I have a wonderful 4.5 year old son. He is creative, imaginative, intense, and determined. He is also very energetic. And loud. And strong-willed. And what people now politely call “high-spirited.”

Even as a baby, my son did not sit quietly and play with his toys. He required constant entertainment and movement (unless I wanted him to cry, and as a new mother, I definitely did not want him to cry!). We used our front hall as a running track and ran with him back and forth until he was old enough to run on his own beside us. And now that he’s older he jumps around on the furniture and tears across the house pretending to be a superhero.

I often feel like I am raising Calvin from the comic “Calvin and Hobbes.”

calvin

(This comic was found here: http://www.gocomics.com/calvinandhobbes/1986/07/20)

And as his parent, I’ve never experienced so much disapproval and judgment from strangers and sometimes even people I know and love.

Things I wish people would stop expecting him to do:

  •  Sit quietly and play, like other kids. He has a lot of energy and he needs to expend it somehow. Go big or go home, I say!
  • Talk quietly. This kid has no concept of an inside voice. And you know what? I don’t really care.
  • Stop running around inside. This is Oregon. It’s rainy half of the year (at least). I don’t always have the option of taking him outside, so he gets to run inside. It’s not the end of the world. I don’t think he will run around inside houses as a teenager. I’m sure someday he won’t need to run all the time, but until then, back off.
  • To play with a toy the way YOU think he should. I don’t care if the manufacturer intended the toy to be for another purpose. If my kid wants to use it for anything else, it doesn’t really matter. And it doesn’t mean he doesn’t care about things (so stop with your judgy “MY children learned how to take care of their toys” crap). It just means he has a different idea of how to play with it. And I think that’s great. If it means he wants to pretend he is the Hulk while destroying a Duplo tower, so be it.
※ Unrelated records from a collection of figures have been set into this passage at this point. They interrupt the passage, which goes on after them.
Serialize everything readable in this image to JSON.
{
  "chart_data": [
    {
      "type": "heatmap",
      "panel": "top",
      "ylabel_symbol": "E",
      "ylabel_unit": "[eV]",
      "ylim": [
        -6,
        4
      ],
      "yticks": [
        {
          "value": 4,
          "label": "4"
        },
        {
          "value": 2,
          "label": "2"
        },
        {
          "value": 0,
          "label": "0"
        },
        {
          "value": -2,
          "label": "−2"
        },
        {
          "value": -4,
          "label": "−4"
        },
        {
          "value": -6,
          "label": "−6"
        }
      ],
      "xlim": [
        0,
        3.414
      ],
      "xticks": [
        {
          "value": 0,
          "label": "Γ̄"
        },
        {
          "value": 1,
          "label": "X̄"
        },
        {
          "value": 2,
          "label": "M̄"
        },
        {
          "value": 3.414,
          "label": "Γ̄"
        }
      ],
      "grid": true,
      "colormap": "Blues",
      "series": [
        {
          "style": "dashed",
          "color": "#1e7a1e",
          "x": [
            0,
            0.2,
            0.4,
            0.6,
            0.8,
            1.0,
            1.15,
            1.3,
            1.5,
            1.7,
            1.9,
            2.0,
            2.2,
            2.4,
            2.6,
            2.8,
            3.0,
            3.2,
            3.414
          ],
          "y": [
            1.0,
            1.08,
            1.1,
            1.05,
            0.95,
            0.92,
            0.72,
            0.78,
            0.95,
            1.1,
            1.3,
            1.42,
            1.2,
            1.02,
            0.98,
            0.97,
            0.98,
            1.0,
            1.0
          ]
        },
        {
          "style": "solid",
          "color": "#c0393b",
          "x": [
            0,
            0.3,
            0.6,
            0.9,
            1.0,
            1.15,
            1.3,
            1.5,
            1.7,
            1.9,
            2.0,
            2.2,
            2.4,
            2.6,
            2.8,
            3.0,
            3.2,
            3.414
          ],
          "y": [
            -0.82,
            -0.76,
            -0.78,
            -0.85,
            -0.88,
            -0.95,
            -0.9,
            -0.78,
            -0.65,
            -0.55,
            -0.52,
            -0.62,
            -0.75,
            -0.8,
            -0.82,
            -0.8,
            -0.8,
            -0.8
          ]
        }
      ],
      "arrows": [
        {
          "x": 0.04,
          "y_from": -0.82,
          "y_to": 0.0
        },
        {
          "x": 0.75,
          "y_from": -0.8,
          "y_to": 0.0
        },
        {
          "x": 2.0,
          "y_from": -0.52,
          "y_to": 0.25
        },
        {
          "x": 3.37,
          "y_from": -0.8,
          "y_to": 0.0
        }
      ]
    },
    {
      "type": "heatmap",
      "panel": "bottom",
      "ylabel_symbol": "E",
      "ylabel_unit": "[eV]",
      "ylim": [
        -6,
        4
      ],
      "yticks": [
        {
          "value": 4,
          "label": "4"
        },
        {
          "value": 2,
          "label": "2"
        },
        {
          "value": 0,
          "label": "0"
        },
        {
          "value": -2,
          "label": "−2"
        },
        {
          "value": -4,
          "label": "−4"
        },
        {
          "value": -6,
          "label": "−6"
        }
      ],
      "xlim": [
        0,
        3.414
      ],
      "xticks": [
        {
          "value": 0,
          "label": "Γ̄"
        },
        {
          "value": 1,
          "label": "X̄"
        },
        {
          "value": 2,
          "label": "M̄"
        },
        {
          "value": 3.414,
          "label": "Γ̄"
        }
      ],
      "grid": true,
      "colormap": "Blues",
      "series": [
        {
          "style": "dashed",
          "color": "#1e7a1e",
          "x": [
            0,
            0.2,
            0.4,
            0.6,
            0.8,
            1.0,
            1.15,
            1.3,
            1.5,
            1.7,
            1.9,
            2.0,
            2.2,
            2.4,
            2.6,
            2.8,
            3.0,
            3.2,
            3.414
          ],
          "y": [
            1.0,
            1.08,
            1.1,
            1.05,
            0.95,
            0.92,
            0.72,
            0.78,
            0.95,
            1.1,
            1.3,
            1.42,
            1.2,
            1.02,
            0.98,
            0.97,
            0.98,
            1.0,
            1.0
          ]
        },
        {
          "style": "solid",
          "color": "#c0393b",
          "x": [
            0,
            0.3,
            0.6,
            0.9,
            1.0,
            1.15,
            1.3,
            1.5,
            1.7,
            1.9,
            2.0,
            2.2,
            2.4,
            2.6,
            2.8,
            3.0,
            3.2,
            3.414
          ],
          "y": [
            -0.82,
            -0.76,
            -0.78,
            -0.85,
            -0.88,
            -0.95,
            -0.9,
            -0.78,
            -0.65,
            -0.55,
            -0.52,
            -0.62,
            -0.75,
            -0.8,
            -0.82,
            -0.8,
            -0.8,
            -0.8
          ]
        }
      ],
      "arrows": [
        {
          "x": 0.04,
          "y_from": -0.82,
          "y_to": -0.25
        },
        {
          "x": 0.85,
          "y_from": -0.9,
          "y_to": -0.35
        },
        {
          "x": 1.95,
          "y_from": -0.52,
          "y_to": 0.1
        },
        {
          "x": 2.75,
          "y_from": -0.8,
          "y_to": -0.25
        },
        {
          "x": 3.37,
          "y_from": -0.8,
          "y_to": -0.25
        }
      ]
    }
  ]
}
So to all those people with their own quiet, docile children or people without kids who think they could do better, stop shooting me those cranky looks and judging my parenting decisions. Every child is different and I’m doing what I think is best for mine. I can’t turn him into something he’s not, and frankly, I don’t want to!

2 thoughts on “How I Feel Raising a High-Spirited Child

  1. I love his energy! Porter gets a good workout trying to keep up. 🙂 and as for using toys as their intended purpose I hate toys that can only be used one way. What a waste of space. If he can extend the life of a toy by taking a different approach I think that’s just plain creative and frugal. 🙂

    Liked by 1 person

  2. I wonder where all that sit quietly, play by yourself, go to bed at 7:00, sleep through the night, be toilet trained by a certain age, etc. etc., comes from? Plenty of children have those characteristics, and plenty don’t. We had one who never could go to sleep before 10pm, and another who would get up from dinner and say “take me to bed.” Was I supposed to sort of pummel one so he could stay awake and pummel the other around so he’d get tired and fall asleep? I didn’t—I just went with who they were (which fit who I was) and managed a pretty good life for all of us. It wasn’t perfect, but it was pretty good. The main point in that case was for everyone to get enough sleep, and individuals differ on how much is enough. (I admit I was fairly closed-mouthed about the fact that one of my children had a 10pm bedtime 🙂

    You’re doing a good job. Not perfect, but good! You’ve got one who is a go-getter, and the world needs him.